Auto sales continue to drag, despite incentives
Offers of huge rebates and tempting low-interest loans weren’t enough to entice car buyers out of their bunkers in this economic crisis, causing U.S. auto sales in February to hover near historic lows.
General Motors’ sales tumbled 53 percent from a year earlier, while Ford’s U.S. sales fell 48 percent and Chrysler’s dropped 44 percent. The major Japanese automakers fared only slightly better.
Things are so bad that GM, which marked its worst February sales since 1967, is considering a program to let buyers keep their cars for a time without making payments if they lose their jobs.
The overall slide casts further doubt on the financial viability of GM and Chrysler, which need to sell cars and generate critical cash to supplement the $17.4 billion in government loans that are keeping them in business.
Overall, U.S. auto sales were down 41 percent from February 2008 but up 5 percent from January, according to Autodata Corp. and Ward’s AutoInfoBank.
The increase was a good sign, but it’s far less than the usual 14 percent sales bump from January to February, and it doesn’t necessarily mean sales have hit the bottom, said Jesse Toprak, executive director of industry analysis for the auto website Edmunds.com.
"It does mean that there’s some life out there," Toprak said.
Automakers and analysts have been predicting sales will rebound in the second half of this year, but they are becoming less certain. Massive layoffs, the stock market decline and sliding home values are prompting people to hold on to their vehicles, while those who are buying are more often buying a used one.
Emily Kolinski Morris, Ford’s top economist, said retail sales to individuals had been stable for four months but dropped in February. Ford’s forecast still calls for a modest second-half recovery as economic stimulus measures take hold, Morris said.
Analysts say that when all the numbers are tallied, February sales could be worse than January’s total of 656,976 light vehicles, the lowest monthly total since the industry sold 656,310 vehicles in December 1981, according to Autodata Corp new car loan rates. and Ward’s AutoInfoBank.
The trough is likely even though automakers spent more on rebates, low-interest financing and other incentives to lure buyers. "If it wasn’t for the generous level of incentives now, we probably would be seeing even lower sales, if you can believe it," Toprak said.
Industrywide, the average incentive per vehicle last month rose 8 percent from January to $2,914 per vehicle sold, according to Edmunds. Incentives climbed to an average of 20 percent of a new car’s sticker price, topping more than $10,000 on some vehicles.

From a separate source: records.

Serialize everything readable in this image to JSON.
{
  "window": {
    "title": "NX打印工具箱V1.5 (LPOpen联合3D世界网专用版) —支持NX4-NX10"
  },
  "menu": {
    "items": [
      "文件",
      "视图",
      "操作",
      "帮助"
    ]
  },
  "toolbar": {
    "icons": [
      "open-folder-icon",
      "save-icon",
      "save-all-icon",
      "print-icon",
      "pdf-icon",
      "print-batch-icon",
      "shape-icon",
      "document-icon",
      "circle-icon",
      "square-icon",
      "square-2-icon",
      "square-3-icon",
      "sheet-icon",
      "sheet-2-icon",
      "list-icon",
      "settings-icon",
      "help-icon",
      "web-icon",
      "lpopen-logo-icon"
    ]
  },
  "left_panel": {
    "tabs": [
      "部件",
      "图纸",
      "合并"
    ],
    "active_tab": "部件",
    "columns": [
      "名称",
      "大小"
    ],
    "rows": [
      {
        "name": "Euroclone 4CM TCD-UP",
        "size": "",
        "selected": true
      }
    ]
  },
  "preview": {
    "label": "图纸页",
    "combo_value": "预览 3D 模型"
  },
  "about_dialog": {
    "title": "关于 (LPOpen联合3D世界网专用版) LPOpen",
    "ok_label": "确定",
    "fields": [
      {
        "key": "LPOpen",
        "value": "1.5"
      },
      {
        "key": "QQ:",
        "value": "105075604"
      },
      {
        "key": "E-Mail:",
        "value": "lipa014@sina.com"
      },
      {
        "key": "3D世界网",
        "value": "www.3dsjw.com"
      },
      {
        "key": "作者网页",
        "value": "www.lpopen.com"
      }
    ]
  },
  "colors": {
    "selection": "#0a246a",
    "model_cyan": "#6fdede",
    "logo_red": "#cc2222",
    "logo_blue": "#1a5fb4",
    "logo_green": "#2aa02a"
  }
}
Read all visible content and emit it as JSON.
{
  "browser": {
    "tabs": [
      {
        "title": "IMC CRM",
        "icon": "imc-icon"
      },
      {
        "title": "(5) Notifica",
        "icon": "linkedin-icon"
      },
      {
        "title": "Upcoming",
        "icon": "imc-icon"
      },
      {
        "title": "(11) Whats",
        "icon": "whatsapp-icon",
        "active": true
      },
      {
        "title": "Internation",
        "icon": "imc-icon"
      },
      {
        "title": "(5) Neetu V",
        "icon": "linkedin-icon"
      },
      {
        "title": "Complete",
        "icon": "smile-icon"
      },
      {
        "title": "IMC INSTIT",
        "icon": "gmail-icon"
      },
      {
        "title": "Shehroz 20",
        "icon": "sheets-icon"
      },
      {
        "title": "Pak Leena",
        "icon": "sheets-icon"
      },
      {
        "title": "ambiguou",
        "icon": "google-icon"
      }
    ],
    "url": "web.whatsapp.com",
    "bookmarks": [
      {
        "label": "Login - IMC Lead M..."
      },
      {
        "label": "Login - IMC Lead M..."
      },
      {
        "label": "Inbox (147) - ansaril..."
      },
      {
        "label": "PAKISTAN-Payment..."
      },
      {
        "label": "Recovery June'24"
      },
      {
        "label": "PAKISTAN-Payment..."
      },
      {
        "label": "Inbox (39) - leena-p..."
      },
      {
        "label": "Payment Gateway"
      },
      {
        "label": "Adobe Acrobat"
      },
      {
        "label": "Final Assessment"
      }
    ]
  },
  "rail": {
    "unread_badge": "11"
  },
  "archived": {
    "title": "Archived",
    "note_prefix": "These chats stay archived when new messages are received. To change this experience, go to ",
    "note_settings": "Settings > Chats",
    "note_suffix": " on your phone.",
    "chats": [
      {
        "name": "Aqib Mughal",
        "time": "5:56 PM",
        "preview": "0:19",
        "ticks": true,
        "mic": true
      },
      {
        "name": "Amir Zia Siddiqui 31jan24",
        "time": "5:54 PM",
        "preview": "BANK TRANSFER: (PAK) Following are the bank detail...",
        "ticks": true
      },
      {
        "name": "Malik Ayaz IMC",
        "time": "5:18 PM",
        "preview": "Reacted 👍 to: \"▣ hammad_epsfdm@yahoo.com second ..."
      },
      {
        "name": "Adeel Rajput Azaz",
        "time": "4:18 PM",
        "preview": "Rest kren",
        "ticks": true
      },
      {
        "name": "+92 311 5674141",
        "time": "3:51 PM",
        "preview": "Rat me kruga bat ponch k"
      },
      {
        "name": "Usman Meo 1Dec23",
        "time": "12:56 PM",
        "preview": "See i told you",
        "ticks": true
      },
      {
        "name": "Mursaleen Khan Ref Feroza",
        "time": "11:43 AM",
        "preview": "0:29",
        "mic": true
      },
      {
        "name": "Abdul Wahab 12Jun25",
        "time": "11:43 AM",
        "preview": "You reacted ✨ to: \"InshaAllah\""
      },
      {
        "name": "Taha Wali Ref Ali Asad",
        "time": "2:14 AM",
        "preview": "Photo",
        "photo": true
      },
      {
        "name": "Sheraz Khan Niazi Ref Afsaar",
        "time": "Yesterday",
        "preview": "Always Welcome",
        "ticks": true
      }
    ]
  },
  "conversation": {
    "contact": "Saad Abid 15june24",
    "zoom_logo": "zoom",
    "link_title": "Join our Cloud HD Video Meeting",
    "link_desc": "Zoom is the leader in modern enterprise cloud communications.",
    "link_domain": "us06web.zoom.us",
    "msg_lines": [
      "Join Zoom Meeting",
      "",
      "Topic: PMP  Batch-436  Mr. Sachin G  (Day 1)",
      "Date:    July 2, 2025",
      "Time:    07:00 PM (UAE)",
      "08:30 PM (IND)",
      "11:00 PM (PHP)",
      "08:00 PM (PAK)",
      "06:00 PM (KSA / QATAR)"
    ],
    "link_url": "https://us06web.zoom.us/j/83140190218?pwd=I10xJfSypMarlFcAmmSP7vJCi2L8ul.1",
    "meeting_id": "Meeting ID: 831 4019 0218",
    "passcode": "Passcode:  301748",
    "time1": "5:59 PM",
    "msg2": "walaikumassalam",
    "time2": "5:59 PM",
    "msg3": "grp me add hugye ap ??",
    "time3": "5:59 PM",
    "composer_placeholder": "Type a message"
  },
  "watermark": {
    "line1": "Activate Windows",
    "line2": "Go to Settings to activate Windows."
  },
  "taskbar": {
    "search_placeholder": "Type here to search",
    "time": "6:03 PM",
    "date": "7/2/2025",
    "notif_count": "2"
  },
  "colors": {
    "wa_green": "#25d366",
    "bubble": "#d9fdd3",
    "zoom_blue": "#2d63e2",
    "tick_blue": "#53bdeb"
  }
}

Chrysler executives said its incentive last month of employee pricing plus cash discounts and zero-percent financing helped spur sales of some vehicles, and it will continue the program in March. Still, February sales for the Dodge Ram pickup, made at the Fenton plant, fell 36 percent from a year ago.
Meanwhile, Toyota Motor Corp.’s U.S. sales plunged 40 percent. Honda Motor Co.’s sales dropped 38 percent, and Nissan Motor Co.’s fell 37 percent.
Within GM’s decline, sales of its GMC Savana fell 47 percent from a year ago, and its Chevy Express dropped 67 percent. Workers in Wentzville make the full-size vans.
Most automakers posted significant declines, but Subaru of America Inc.’s U.S. sales edged up 1 percent in February as sales of its top-selling Forester model doubled. Kia Motors Corp.’s sales were about flat from a year earlier.
Angela Tablac of the Post-Dispatch contributed to this report.